Original URL: https://www.theregister.co.uk/2010/06/16/data_dung/
Managing the dung heaps of data
Time to rationalise?
Lab The question “What about the 'I' in 'IT'?” serves as an equally good reminder of the point of the ‘T’. But while information allegedly exists to support the business, from the information technology perspective it sometimes seems almost a by-product of all the communications we want to do, all the applications we want to run.
Looking at all the disparate pools of information we end up with, it begs the question of whether we’ve got it backwards. We talk in terms of relational databases, spreadsheets, analytical systems, enterprise content management, email, file stores and so on, without necessarily linking them back to the business. As a result islands of data exist across the organisation, each running on their own hardware and, for larger companies, each managed by a different set of people.

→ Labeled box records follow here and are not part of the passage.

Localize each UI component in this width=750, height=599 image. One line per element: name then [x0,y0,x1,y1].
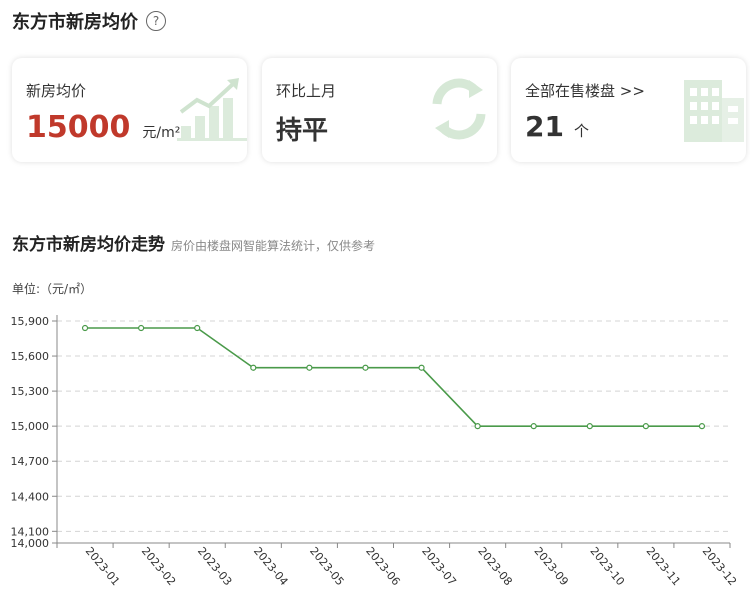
listings-count-unit: 个 [573,122,589,140]
y-tick-label: 14,000 [11,537,50,550]
mom-change-label: 环比上月 [276,82,337,100]
x-tick-label: 2023-01 [83,545,123,589]
data-point [586,423,593,430]
y-unit-label: 单位:（元/㎡） [12,282,93,296]
data-point [306,364,313,371]
all-listings-card[interactable]: 全部在售楼盘 >> 21 个 [511,58,746,162]
building-icon [684,80,744,142]
avg-price-value: 15000 [26,110,131,145]
page-title-text: 东方市新房均价 [12,12,138,33]
refresh-cycle-icon [432,78,486,140]
mom-change-card: 环比上月 持平 [262,58,497,162]
data-point [362,364,369,371]
trend-title: 东方市新房均价走势 [12,235,165,255]
price-line [85,327,702,427]
x-tick-label: 2023-12 [700,545,740,589]
x-tick-label: 2023-04 [251,545,291,589]
data-point [418,364,425,371]
y-tick-label: 14,700 [11,455,50,468]
y-tick-label: 14,100 [11,525,50,538]
x-tick-label: 2023-09 [531,545,571,589]
page-title: 东方市新房均价 ? [12,8,166,34]
data-point [698,423,706,430]
data-point [250,364,257,371]
data-point [138,324,145,332]
data-point [194,324,201,332]
rising-bar-chart-icon [177,78,247,141]
x-tick-label: 2023-10 [587,545,627,589]
x-tick-label: 2023-07 [419,545,459,589]
trend-section-title: 东方市新房均价走势 房价由楼盘网智能算法统计，仅供参考 [12,230,375,255]
avg-price-card: 新房均价 15000 元/m² [12,58,247,162]
all-listings-link[interactable]: 全部在售楼盘 >> [525,80,645,101]
y-tick-label: 14,400 [11,490,50,503]
listings-count: 21 [525,110,564,143]
y-tick-label: 15,600 [11,350,50,363]
avg-price-label: 新房均价 [26,82,87,100]
question-circle-icon[interactable]: ? [146,11,166,31]
x-tick-label: 2023-03 [195,545,235,589]
y-tick-label: 15,300 [11,385,50,398]
x-tick-label: 2023-02 [139,545,179,589]
mom-change-value: 持平 [276,116,329,146]
data-point [530,423,537,430]
y-tick-label: 15,900 [11,315,50,328]
trend-note: 房价由楼盘网智能算法统计，仅供参考 [171,239,376,253]
data-point [474,423,481,430]
x-tick-label: 2023-11 [644,545,684,589]
x-tick-label: 2023-08 [475,545,515,589]
data-point [81,324,89,332]
x-tick-label: 2023-05 [307,545,347,589]
price-trend-chart: 14,00014,100 14,400 14,700 15,000 15,300 15,6… [11,315,740,589]
x-tick-label: 2023-06 [363,545,403,589]
data-point [642,423,649,430]
avg-price-unit: 元/m² [142,125,181,141]
y-tick-label: 15,000 [11,420,50,433]
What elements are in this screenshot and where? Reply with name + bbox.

It may feel like all such capabilities have been around forever. The fact is, of course, that these are merely the repositories that organisations settled upon at various points in IT’s history. Data management can be complex, so by necessity each store has fostered a set of skills and best practices, reinforcing the idea that each repository type is “the way things should be”. Over time as well, the people managing each can become understandably protective of their domains.
Meanwhile, business needs and change events roll on. From the IT department’s perspective, technology is a project-by-project thing, with new requirements and end-of-life events driving deployment initiatives. At the same time, other functions are not alien to deploying IT systems of their own – sales organisations deploying Blackberry Enterprise Servers, for example, or indeed tech-savvy managers knocking up an Access database at the weekend, which ends up still in use three years later.
No wonder then that we see database sprawl, fragmentation of data sources, proliferation of repositories and so on, each of which can impede the business from exploiting data more effectively. From the end-user perspective, this is manifested in the difficulty of actually being able to find the right information. We’ve been researching this area for several years now, and every time we do, “finding stuff” comes top of the list of data-related issues.
Both business users and IT people live with such consequences with a certain grumbling acceptance – we all do – that is, until the situation becomes untenable. Such factors include when things stop working completely, or - equally likely - when external factors come into play, such as a new set of regulations to be addressed (PCI, anyone?) or some strategic rationalisation initiative to sort things out.
One thing’s clear: while it is possible to improve the way things are, it is a pointless to start off expecting to deal with everything at once. Rationalisation of data sources, applications or both sounds great in principle, but near-impossible in practice due to the sheer scale of the job.
An important step, therefore, is to decide what it is worth spending the time on rationalising, consolidating or migrating. This is largely a case of mapping the business value of specific repositories, or the applications that use them, against the amount of effort actually required to maintain them. A legacy database, for example, may be mission critical, minding its own business and presenting little operational overhead. Here, the fundamental IT law of “if it ain’t broke, don’t fix it” applies. But equally, low-value data sources (perhaps containing information relating to products that no longer exist) might be ripe for decommissioning, however recently they were rolled out.
Data rationalisation exercises are never to be undertaken lightly, despite what vendors might say about how good their migration tools or middleware products might be. It is worth keeping the following points in mind during any such effort:
- It is as much about dependencies as data – between users, applications and repositories, physical and logical. Ignore these at your peril!
- Context is king – data entries by themselves may make little sense, and the value may lie across multiple data sources that need to be considered together.
- Don’t attempt to boil the ocean. While this is common sense, prioritisation exercises can unravel over time to avoid scope creep.
- Plan to fail – or at least be sure that you know what to do if something goes wrong. Allow sufficient time for testing, and build in fall-back paths wherever possible. There are no absolutes, particularly not in rationalisation and consolidation. While data sources may have accumulated in a haphazard fashion, approaches to resolving them should be anything but. Perhaps one day we’ll arrive at a point where some kind of master-repository exists that can take care of itself. Until then however, it will largely be a question of managing the fallout. ®